Tout commence dans un métro et par le malaise dans lequel un étrange voyageur, portant un masque sur la moitié du visage (joué par le futur cinéaste Michele Soavi), plonge une jeune passagère (Natasha Hovey) dans l’effroi. Le type distribue en fait des prospectus et lui glisse dans la main une invitation pour une soirée qui se déroule dans un cinéma, le bien nommé Métropol. Bien nommé parce que la scène se déroule à Berlin et que le Métropolis de Fritz Lang, en 1927, est l’un des premiers grands films d’anticipation.

N’entrons pas trop dans les détails mais le titre du film en dit déjà beaucoup : des démons vont surgir et prendre au piège les spectateurs. Les grands courants américains étaient évoqués en début d’article et il est évident ici que Lamberto Bava a en tête les films de zombies et la trilogie de George Romero : La nuit des morts vivants (1968), Zombie (1978) et Le jour des morts vivants (1985). Si Bava délaisse la portée subversive et politique flagrante des films de l’Américain, comme lui, il dose avec beaucoup d’humour ses effets spéciaux très gore. Avec, en outre, une mise en abyme du cinéma vu au cinéma, qui sera réutilisée en 1987 par Bigas Luna avec Angoisse. Il est aussi question ici d’un masque qui va déclencher toute l’histoire. Coucou papa Mario et ton Masque du démon.

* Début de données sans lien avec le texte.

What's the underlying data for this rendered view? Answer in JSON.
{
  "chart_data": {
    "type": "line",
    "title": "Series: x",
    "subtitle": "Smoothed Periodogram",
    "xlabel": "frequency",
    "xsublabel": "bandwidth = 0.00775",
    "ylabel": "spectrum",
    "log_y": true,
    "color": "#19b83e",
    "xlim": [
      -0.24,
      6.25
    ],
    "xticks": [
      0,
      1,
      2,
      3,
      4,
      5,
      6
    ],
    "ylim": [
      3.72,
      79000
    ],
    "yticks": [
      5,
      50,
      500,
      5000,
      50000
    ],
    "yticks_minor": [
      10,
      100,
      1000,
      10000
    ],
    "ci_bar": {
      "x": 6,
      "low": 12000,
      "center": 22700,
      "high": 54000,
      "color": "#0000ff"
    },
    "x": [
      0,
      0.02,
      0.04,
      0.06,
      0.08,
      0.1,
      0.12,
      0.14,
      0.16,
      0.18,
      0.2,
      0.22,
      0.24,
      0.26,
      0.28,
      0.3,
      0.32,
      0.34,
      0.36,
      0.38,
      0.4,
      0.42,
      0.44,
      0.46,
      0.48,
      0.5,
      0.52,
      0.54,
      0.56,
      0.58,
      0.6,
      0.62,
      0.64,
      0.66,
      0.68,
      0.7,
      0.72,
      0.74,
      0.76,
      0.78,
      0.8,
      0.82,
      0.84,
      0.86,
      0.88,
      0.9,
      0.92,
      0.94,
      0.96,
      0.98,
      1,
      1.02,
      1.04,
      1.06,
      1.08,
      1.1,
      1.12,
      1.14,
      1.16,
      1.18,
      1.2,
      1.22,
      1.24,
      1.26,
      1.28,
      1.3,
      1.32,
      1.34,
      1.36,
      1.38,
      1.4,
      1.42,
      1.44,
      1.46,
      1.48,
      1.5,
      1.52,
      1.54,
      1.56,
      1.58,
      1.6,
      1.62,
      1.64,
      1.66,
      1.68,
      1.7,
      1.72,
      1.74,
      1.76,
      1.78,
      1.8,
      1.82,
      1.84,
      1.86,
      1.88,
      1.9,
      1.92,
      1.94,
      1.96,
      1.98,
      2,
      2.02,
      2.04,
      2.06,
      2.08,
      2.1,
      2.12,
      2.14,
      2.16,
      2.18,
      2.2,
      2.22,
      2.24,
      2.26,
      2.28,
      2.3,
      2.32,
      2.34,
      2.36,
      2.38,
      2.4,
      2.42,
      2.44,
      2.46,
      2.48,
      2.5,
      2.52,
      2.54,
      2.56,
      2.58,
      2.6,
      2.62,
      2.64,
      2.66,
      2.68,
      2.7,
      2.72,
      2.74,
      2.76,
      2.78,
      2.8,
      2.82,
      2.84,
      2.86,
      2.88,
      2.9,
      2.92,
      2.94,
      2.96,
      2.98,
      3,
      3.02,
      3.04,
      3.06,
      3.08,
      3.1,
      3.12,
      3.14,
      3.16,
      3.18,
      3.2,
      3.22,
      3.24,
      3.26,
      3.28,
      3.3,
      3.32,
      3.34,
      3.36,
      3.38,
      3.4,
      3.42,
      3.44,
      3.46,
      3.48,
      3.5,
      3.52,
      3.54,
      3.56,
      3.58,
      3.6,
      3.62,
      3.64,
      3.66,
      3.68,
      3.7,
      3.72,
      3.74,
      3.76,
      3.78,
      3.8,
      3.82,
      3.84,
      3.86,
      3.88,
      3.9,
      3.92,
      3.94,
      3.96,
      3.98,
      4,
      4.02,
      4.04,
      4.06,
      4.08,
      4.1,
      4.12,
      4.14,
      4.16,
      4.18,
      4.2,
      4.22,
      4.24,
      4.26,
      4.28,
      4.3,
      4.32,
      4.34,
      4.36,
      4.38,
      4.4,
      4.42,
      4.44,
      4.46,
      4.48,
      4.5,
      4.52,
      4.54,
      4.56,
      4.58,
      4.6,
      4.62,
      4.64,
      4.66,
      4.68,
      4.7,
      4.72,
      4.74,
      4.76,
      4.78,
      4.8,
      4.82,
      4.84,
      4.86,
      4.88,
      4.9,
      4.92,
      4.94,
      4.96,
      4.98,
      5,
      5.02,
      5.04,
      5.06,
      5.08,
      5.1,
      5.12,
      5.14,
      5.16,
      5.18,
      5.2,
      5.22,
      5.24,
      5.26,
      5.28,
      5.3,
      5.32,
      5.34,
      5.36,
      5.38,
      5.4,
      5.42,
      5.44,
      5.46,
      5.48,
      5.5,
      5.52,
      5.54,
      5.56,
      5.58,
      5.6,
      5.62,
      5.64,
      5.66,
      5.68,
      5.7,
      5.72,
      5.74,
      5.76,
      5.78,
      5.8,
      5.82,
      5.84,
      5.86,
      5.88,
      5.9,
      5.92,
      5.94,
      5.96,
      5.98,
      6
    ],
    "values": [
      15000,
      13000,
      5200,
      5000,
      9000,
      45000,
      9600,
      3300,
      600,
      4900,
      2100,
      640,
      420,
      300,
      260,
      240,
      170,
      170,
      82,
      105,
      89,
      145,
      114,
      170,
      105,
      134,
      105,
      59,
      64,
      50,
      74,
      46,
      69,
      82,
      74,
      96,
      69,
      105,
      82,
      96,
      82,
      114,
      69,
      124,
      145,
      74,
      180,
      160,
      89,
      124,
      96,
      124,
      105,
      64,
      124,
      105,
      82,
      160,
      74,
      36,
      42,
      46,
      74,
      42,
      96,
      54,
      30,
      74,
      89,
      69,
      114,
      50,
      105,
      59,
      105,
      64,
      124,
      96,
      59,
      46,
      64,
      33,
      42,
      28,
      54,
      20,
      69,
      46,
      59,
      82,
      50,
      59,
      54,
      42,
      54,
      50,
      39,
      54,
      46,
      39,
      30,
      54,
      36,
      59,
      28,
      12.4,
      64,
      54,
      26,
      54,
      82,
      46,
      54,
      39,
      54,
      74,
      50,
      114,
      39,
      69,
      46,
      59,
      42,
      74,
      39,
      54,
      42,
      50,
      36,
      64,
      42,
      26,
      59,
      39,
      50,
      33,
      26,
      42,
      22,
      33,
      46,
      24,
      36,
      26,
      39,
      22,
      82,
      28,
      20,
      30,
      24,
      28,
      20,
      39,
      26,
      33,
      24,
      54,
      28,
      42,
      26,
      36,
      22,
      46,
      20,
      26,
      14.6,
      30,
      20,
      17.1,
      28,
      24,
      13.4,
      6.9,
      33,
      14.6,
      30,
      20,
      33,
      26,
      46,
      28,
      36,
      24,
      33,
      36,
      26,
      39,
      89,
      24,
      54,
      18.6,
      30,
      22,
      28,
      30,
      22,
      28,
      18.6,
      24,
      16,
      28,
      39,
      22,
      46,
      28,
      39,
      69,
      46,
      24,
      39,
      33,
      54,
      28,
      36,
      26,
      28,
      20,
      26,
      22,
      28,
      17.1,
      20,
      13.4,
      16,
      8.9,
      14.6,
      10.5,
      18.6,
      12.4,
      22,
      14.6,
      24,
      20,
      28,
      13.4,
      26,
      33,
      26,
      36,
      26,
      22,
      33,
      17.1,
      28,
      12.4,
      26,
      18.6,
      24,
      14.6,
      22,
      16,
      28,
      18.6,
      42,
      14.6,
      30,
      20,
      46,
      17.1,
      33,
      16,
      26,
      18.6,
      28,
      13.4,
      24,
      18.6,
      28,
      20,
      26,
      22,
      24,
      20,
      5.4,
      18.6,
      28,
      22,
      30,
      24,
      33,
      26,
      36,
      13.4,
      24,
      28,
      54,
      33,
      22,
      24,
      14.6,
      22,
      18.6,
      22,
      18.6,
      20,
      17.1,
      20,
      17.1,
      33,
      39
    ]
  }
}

Une fois entrés dans le cinéma, les héros de Démons ne vont plus le quitter et cette unité de lieu va se doubler d’une unité de temps — tout se déroule en une nuit — et d’action : il s’agit, tout au long du film, de combattre encore et toujours le même fléau. La règle du théâtre classique respectée à ce point, c’est fort !

Lamberto Bava et ses scénaristes (Dardano Sacchetti, Franco Ferrini et Dario Argento, qui produit également) ont forcément entendu la critique récurrente adressée épisodiquement au cinéma : la violence montrée à l’écran engendre la violence dans la rue. Les films sont responsables. N’y allant pas par quatre chemins, ils prennent au pied de la lettre ces accusations : les démons du film projeté débarquent dans la salle. L’ironie se situe jusque dans les détails. Dans le métro, Natasha Hovey tient dans les mains une partition de Bela Bartok, qui utilisa beaucoup dans ses compositions la musique folklorique. À son tour, Bava se sert du folklore des films de vampires et de morts vivants pour enrichir son récit. Et, pied de nez ultime, la bande son du film comprend une série de morceaux de heavy metal, très éloignés de Bartok : Mötley Crüe, Saxon, Billy Idol, Pretty Maids, etc.

Comme le remarque justement Romain Vandestichele, spécialiste de Mario Bava, dans un bonus, le cinéma de genre italien ose tout. Et c’est sans doute, comme nous le soufflerait si justement Michel Audiard, à ça qu’on le reconnaît. Et il faut admettre que les péripéties sont de plus en plus incroyables, entre autres celle où apparaît un hélicoptère.

Tourné l’année suivante, Demoni 2… L’incubo ritorna est encore plus plaisant. Cette fois, c’est un immeuble que les démons attaquent. Outre le plaisir de retrouver une toute jeune Asia Argento, le scénario (dû aux mêmes) isole différents personnages dans des appartements, face à des situations extrêmes et des contaminations attendues mais malgré tout surprenantes.

Rien de bien sérieux dans tout cela me direz-vous, si ce n’est un plaisir tout aussi contagieux que la morsure des démons.

Ajoutons qu’un Démons 3 sera tourné en 1991 par Umberto Lenzi mais il n’a rien à voir avec le diptyque de Lamberto Bava, l’histoire se déroulant au Brésil et mettant en scène des zombies.

Jean-Charles Lemeunier

« Démons » et « Démons 2 » de Lamberto Bava : sortis par Carlotta en éditions 4K Ultra HD DVD et Blu-ray le 5 avril 2022.